Нет, это выдержки не из исповеди О. Михайлова, это выписки из этюда Джона Голсуорси «Критик». В финале мы узнаем, что вместо шедевра получился мыльный пузырь, и критик вновь принялся за свое привычное дело – выносить приговоры чужим произведениям. И после первого же вынесенного им такого приговора «он почувствовал, что кровь быстрее побежала по его жилам, и ему стало тепло».
О. Михайлов оказался более предусмотрительным.
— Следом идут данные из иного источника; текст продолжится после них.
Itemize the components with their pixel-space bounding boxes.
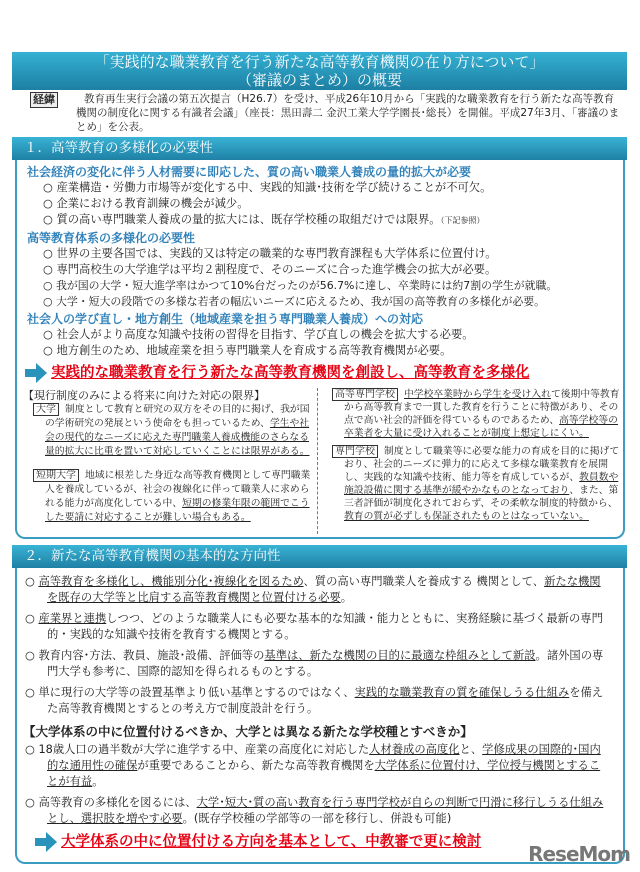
limit-kosen [332,388,621,440]
list-item: ○ 専門高校生の大学進学は平均２割程度で、そのニーズに合った進学機会の拡大が必要。 [43,263,497,276]
text-segment: ○ [25,575,39,588]
arrow-right-icon [25,363,47,383]
text-segment: が重要であることから、新たな高等教育機関を [137,759,375,772]
tag-kosen: 高等専門学校 [332,388,398,401]
see-below-note: （下記参照） [440,216,485,225]
text-segment: を備えた高等教育機関とするとの考え方で制度設計を行う。 [47,686,604,715]
tag-junior-college: 短期大学 [33,469,79,482]
text-segment: しつつ、どのような職業人にも必要な基本的な知識・能力とともに、実務経験に基づく最新の専門的・実践的な知識や技術を教育する機関とする。 [47,612,603,641]
text-segment: 。諸外国の専門大学も参考に、国際的認知を得られるものとする。 [47,649,604,678]
background-tag: 経緯 [30,92,58,108]
question-heading: 【大学体系の中に位置付けるべきか、大学とは異なる新たな学校種とすべきか】 [23,724,473,739]
background-note [30,92,620,134]
group-demand [17,164,623,229]
underlined-text: 短期の修業年限の範囲でこうした要請に対応することが難しい場合もある。 [45,498,310,523]
text-segment: 。(既存学校種の学部等の一部を移行し、併設も可能) [182,812,452,825]
underlined-text: 中学校卒業時から学生を受け入れ [404,389,551,400]
limits-right-column [317,388,621,534]
list-item: ○ 我が国の大学・短大進学率はかつて10%台だったのが56.7%に達し、卒業時には約7割の学生が就職。 [43,279,558,292]
list-item: ○ 大学・短大の段階での多様な若者の幅広いニーズに応えるため、我が国の高等教育の多様化が必要。 [43,295,546,308]
list-item-text: ○ 質の高い専門職業人養成の量的拡大には、既存学校種の取組だけでは限界。 [43,213,441,226]
list-item [25,742,611,790]
underlined-text: 大学･短大･質の高い教育を行う専門学校が自らの判断で円滑に移行しうる仕組みとし、選択肢を増やす必要 [47,796,604,825]
underlined-text: 実践的な職業教育の質を確保しうる仕組み [354,686,570,699]
title-line2: （審議のまとめ）の概要 [236,71,402,89]
text-body [45,470,310,523]
underlined-text: 人材養成の高度化 [369,743,460,756]
underlined-text: 新たな機関を既存の大学等と比肩する高等教育機関と位置付ける必要 [47,575,601,604]
underlined-text: 教育の質が必ずしも保証されたものとはなっていない。 [344,511,589,522]
underlined-text: 高等教育を多様化し、機能別分化･複線化を図るため [38,575,304,588]
group-diversification [17,230,623,310]
limit-junior-college [33,469,315,525]
underlined-text: 大学体系に位置付け、学位授与機関とすることが有益 [47,759,601,788]
limits-panel [23,388,623,534]
text-segment: ○ 高等教育の多様化を図るには、 [25,796,197,809]
underlined-text: 高等学校等の卒業者を大量に受け入れることが制度上想定しにくい。 [344,415,618,439]
group-heading: 社会人の学び直し・地方創生（地域産業を担う専門職業人養成）への対応 [27,312,424,326]
tag-university: 大学 [33,403,59,416]
text-segment: ○ 単に現行の大学等の設置基準より低い基準とするのではなく、 [25,686,355,699]
underlined-text: 学生や社会の現代的なニーズに応えた専門職業人養成機能のさらなる量的拡大に比重を置いて対応していくことには限界がある。 [45,418,310,457]
list-item: ○ 企業における教育訓練の機会が減少。 [43,197,249,210]
section2-header: ２．新たな高等教育機関の基本的な方向性 [12,545,627,568]
resemom-logo: ReseMom [528,842,630,866]
text-segment: 制度として職業等に必要な能力の育成を目的に掲げており、社会的ニーズに弾力的に応えて多様な職業教育を展開し、実践的な知識や技術、能力等を育成しているが、 [344,446,620,483]
limit-university [33,403,315,459]
group-heading: 高等教育体系の多様化の必要性 [27,231,196,245]
arrow-right-icon [35,832,57,852]
conclusion-text: 実践的な職業教育を行う新たな高等教育機関を創設し、高等教育を多様化 [51,365,530,381]
list-item [25,795,611,827]
limit-senmon [332,445,621,523]
text-segment: 。 [92,775,104,788]
conclusion-text: 大学体系の中に位置付ける方向を基本として、中教審で更に検討 [61,834,482,850]
text-segment: 地域に根差した身近な高等教育機関として専門職業人を養成しているが、社会の複線化に伴って職業人に求められる能力が高度化している中、 [45,470,311,509]
section2-box [15,568,625,864]
tag-senmon: 専門学校 [332,445,378,458]
group-relearning [17,311,623,359]
list-item [25,685,611,717]
text-segment: 制度として教育と研究の双方をその目的に掲げ、我が国の学術研究の発展という使命をも担っているため、 [45,404,310,429]
list-item [25,648,611,680]
group-heading: 社会経済の変化に伴う人材需要に即応した、質の高い職業人養成の量的拡大が必要 [27,165,472,179]
section1-conclusion [25,362,623,384]
text-segment: 、また、第三者評価が制度化されておらず、その柔軟な制度的特徴から、 [344,485,619,509]
list-item: ○ 地方創生のため、地域産業を担う専門職業人を育成する高等教育機関が必要。 [43,344,452,357]
text-segment: と、 [459,743,483,756]
text-body [344,446,619,522]
title-banner [12,52,627,90]
underlined-text: 学修成果の国際的･国内的な通用性の確保 [47,743,601,772]
list-item [43,212,623,229]
text-segment: 。 [340,591,353,604]
underlined-text: 教員数や施設設備に関する基準が緩やかなものとなっており [344,472,619,496]
text-segment: ○ [25,612,39,625]
list-item [25,574,611,606]
background-text: 教育再生実行会議の第五次提言（H26.7）を受け、平成26年10月から「実践的な職業教育を行う新たな高等教育機関の制度化に関する有識者会議」（座長：黒田壽二 金沢工業大学学園長･総長）を開催。平成27年3月、「審議のまとめ」を公表。 [76,93,620,133]
list-item [25,611,611,643]
underlined-text: 産業界と連携 [38,612,107,625]
section1-box [15,160,625,539]
title-line1: 「実践的な職業教育を行う新たな高等教育機関の在り方について」 [94,53,545,71]
limits-left-column [23,388,315,525]
list-item: ○ 産業構造・労働力市場等が変化する中、実践的知識･技術を学び続けることが不可欠。 [43,181,492,194]
text-segment: ○ 教育内容･方法、教員、施設･設備、評価等の [25,649,265,662]
text-segment: て後期中等教育から高等教育まで一貫した教育を行うことに特徴があり、その点で高い社会的評価を得ているものであるため、 [344,389,620,426]
list-item: ○ 社会人がより高度な知識や技術の習得を目指す、学び直しの機会を拡大する必要。 [43,328,474,341]
text-segment: ○ 18歳人口の過半数が大学に進学する中、産業の高度化に対応した [25,743,370,756]
list-item: ○ 世界の主要各国では、実践的又は特定の職業的な専門教育課程も大学体系に位置付け。 [43,247,497,260]
section1-header: １．高等教育の多様化の必要性 [12,137,627,160]
limits-title: 【現行制度のみによる将来に向けた対応の限界】 [23,389,265,402]
underlined-text: 基準は、新たな機関の目的に最適な枠組みとして新設 [264,649,536,662]
text-body [45,404,310,457]
text-segment: 、質の高い専門職業人を養成する 機関として、 [303,575,545,588]
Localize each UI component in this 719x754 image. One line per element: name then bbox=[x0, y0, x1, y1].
Во-первых, он не стал дожидаться, когда ему будет «под пятьдесят», во-вторых, он, видимо, не нацеливался сразу же на шедевр, а взял поначалу некоторый разгон (преодолев сорокалетний рубеж, О. Михайлов выпускает по серии ЖЗЛ одну за другой книги о Суворове и Державине), в-третьих, он избрал жанр, который не требовал творческой фантазии – дар, как известно, чрезвычайно редкий, – а требовал лишь творческой наблюдательности, памяти да еще определенной искренности.
На этот же период падает и его работа над книгой о творчестве Юрия Бондарева. И тут невольно бросается в глаза: то в интонацию, то в эпитет, а то и в эпизод вплетается что-то постороннее (например, в разговоре о творчестве Ю. Бондарева вдруг появляются ничем не оправданные экскурсы в собственное «военное» детство с суворовским училищем). Порой О. Михайлов начинает терять свой стиль, и возникают, скажем мягко, художественно непроработанные обороты.
«Распрямляющая пружина конфликта», «интеллектуальное электричество», «в разрыве облаков метафор», «звездным узором начинают загадочно светиться иные проблемы» и т. д. Откуда все это соскочило на страницы книги О. Михайлова – знатока творчества Бунина?